Assignments 17, 18, 23, 24 and 25 charge error in the refusal of five separate written charges requested by defendant. These assignments are not sufficiently argued and must be considered as waived. Whether these requested charges were substantially covered by the court's oral charge, as argued by appellee, there is no need to decide.
*715 Assignments 19, 20, 21 and 22 charge error in failing to give four of defendant's requested affirmative instructions in his favor. As already shown, we think the evidence made out a case for the jury's determination. Accordingly, these affirmative instructions were properly refused.
Assignment 26 charges error in overruling defendant's objection to the following question asked the plaintiff, viz:"Do automobiles customarily use that area for driving to and from various points?"
Defendant objected "to what is customary." The court, in overruling, said this: "The use that a place is put to might have something to do with the degree of care that each one of the drivers should use, so I would overrule." We see no error in the court's ruling.
Assignment 27 charges error in overruling defendant's objection to a question asked the plaintiff. Although the objection, when made, was overruled, the question was not answered and, after the court questioned the witness, the objection was sustained and the question was withdrawn.
Assignments 28 and 29 charge error in overruling defendant's objections to the following questions asked the plaintiff, viz:"Q. * * * Let me ask you this: have you driven your automobile or has your automobile been driven over that area before this time." (The grounds of the objection were: "What happened in the past doesn't have anything to do with this accident. * * * [E]ven though he did it in the past that doesn't show he did it lawfully or under.") (Plaintiff answered: "Yes, sir, it has.") "Q. Was that frequently or infrequently, or could you describe the amount of the use, and by not only your vehicle, but other vehicles?" (Defendant's objection was: "Same ground.") (Plaintiff answered: "It is common practice. It is done all the time.")

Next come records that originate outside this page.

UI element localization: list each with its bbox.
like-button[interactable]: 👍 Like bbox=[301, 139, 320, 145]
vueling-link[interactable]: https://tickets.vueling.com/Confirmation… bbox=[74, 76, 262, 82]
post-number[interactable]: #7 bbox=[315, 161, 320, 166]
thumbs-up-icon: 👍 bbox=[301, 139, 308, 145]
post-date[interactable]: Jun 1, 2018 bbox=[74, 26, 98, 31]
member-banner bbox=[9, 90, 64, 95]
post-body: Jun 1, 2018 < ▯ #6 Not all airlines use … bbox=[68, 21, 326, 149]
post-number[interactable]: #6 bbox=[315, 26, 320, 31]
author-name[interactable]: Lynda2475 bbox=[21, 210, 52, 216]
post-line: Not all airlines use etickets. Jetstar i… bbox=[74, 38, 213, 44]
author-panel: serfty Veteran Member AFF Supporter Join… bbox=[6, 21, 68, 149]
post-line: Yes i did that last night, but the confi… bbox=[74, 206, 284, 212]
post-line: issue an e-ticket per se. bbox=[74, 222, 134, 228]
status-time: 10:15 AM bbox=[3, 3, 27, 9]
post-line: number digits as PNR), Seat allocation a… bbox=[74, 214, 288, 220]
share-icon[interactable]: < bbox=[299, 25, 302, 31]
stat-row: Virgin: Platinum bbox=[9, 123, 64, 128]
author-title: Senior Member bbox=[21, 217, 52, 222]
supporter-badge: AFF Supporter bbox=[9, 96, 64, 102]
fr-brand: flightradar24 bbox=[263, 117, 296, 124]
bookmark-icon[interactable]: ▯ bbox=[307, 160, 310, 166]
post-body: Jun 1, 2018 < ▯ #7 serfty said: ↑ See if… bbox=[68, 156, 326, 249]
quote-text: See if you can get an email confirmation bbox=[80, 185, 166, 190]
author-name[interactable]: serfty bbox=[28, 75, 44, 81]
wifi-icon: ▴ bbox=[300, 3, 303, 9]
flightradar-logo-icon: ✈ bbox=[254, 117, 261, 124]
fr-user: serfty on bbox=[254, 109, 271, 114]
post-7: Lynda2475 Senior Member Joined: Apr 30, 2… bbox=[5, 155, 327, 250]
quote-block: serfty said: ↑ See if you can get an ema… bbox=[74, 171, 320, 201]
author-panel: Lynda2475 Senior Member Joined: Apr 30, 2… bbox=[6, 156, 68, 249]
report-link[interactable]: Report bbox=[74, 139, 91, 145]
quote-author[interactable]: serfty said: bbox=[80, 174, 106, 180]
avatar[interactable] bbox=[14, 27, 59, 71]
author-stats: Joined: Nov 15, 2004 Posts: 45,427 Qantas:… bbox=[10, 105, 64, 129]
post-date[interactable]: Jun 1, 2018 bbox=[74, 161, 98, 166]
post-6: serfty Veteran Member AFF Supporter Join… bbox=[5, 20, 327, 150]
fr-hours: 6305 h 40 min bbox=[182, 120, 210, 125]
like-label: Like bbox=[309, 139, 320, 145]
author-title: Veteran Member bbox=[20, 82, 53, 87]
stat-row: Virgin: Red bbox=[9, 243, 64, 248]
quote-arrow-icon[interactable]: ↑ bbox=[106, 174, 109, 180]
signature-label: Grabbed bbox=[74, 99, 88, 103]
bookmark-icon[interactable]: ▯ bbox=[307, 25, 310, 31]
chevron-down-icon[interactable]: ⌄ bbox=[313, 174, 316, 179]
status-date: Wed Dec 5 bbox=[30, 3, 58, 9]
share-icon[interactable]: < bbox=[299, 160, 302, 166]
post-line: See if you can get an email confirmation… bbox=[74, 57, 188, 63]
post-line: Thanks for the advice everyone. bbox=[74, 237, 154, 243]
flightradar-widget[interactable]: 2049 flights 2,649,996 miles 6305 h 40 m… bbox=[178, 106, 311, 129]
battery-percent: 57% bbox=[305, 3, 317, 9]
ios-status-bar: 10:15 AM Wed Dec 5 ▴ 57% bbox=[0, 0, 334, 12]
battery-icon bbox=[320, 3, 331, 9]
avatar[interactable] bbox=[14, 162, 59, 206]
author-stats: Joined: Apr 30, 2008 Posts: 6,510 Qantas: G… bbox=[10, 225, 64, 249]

These two questions were along the same line as the question objected to in assignment 26. The court's stated reason for overruling the objection to the question there is also valid with respect to these two questions. We see no error in the court's rulings.
Assignment 30 charges error in overruling defendant's objection to the following question asked the driver of plaintiff's car, viz:"Is it customary and usual to drive an automobile across that ramp in the manner in which you were doing on the occasion of this accident?"
This question was not answered. The witness was asked: "Did you understand the question or have you forgotten it?" The witness started to answer but before he could finish, the following colloquy took place:"Q. I asked you whether or not it is customary for vehicles to be driven in the direction in which you were traveling on the occasion of this accident? "A. Well, I have driven in this direction before. Not in this identical direction, but there is no lines as to where you drive. It is just in a general direction. I have on several occasions."
There was no objection to this question, which is materially different from the question objected to.
Aside from any other reason, this assignment is without merit because the question objected to was never answered.
LIVINGSTON, C. J., and LAWSON and COLEMAN, JJ., concur.